もちろんリスクは他にもある。第一に、少なくない借金をしなくちゃいけないということ。ローンの返済は家賃収入をあてにしてるけど、時には借り手がみつからないということもあるだろう。借り手がつかなければ、家賃を下げるなどの対応が必要だ。ローンの金額より家賃が安くなれば、その分は持ち出しになる。だいいち日本の人口は年々減っている。2040年には日本の人口は1億人ちょっと。今より2千万人も減る。いまでこそ新品のマンションも築30年となる。古くなれば家賃も下げなくてはならないし、30年後売ったとしてもせいぜい買った時の半値が相場だ。
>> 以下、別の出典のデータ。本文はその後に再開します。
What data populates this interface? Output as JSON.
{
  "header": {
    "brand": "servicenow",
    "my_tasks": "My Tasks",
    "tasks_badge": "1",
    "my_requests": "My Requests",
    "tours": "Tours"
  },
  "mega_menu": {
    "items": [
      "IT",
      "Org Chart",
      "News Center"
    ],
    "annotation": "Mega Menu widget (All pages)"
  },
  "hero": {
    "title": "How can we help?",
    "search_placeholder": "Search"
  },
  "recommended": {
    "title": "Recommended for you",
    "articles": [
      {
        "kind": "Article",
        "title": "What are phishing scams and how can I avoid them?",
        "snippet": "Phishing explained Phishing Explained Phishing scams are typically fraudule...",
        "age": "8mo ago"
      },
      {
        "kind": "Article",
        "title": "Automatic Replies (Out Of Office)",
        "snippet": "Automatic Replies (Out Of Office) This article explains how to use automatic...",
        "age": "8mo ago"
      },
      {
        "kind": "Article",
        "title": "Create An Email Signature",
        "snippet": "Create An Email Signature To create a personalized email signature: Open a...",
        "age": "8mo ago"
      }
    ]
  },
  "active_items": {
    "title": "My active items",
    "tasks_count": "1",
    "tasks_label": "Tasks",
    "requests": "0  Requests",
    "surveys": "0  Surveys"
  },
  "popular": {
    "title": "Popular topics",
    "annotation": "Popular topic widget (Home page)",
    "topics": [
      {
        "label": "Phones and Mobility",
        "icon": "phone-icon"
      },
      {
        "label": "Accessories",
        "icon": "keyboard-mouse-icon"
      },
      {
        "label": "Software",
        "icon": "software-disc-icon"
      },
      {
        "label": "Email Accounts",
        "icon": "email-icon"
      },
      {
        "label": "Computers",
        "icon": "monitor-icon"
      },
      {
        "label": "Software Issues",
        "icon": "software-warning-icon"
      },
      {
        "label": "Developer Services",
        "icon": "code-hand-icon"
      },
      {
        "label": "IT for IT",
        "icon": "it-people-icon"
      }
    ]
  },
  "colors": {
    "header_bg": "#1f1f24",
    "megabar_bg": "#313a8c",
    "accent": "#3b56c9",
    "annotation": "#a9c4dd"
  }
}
想定リスクについてはまず、月次の収支マイナスが出たとしても生命保険料代だと思えば安いと考える。物件はどちらも交通の便のいい都心の駅近。流動性はある。日本の人口そのものは減るが、都市部のひとり暮らし世帯数はむしろ増えるから、こぶりなマンションの需要は見込める。加えて頭金などの元手がかかっていないから、半値でも売れればプラスである。日本はこれからゆるやかなインフレに向かうとすれば、現物資産は現金より価値が見込めやすい。
ところでマレーシアの物件はどうするの?
過去の記事を読んでいるあなたなら、そう訊くかもしれない。もとよりこっちが本命である。マレーシアのそれにはロマンがある。日本とは真逆の人口構成。若い人ほど人口が多く、高齢になるほど少ない。毎年6%ずつ増える人口、4人で一世帯としても毎年10万戸もの住居が必要だ。資源国であり、絶妙なインフレ率で伸びる経済成長。治安もまずまず。世界で最も富裕層が集まる隣国、シンガポールとの相互依存関係。だから、買うならクアラルンプールよりジョホールバールかもしれないと思うようになった。これについてはまた記事をあらためたい。のんびり暮らせないたちである。すきな場所を好きなだけ移り住み、死ぬ直前まで働きたい。つきることのないぼくの夢、これを実現させるための手段になりえるのだ。
柄にもなく資産のことについて書いた。
だけど実のところ、もっとも大事な資産はなんといっても身体である。それから時間。この2つこそは、失えば二度と取り戻せない。ぼくは過去大きな借金をしたが、お金はやがて取り戻せるものだということを経験から実感している。そもそもお金やモノはただの手段であり代用品にすぎないのではないか。
どうか身体と時間を大事にしてください。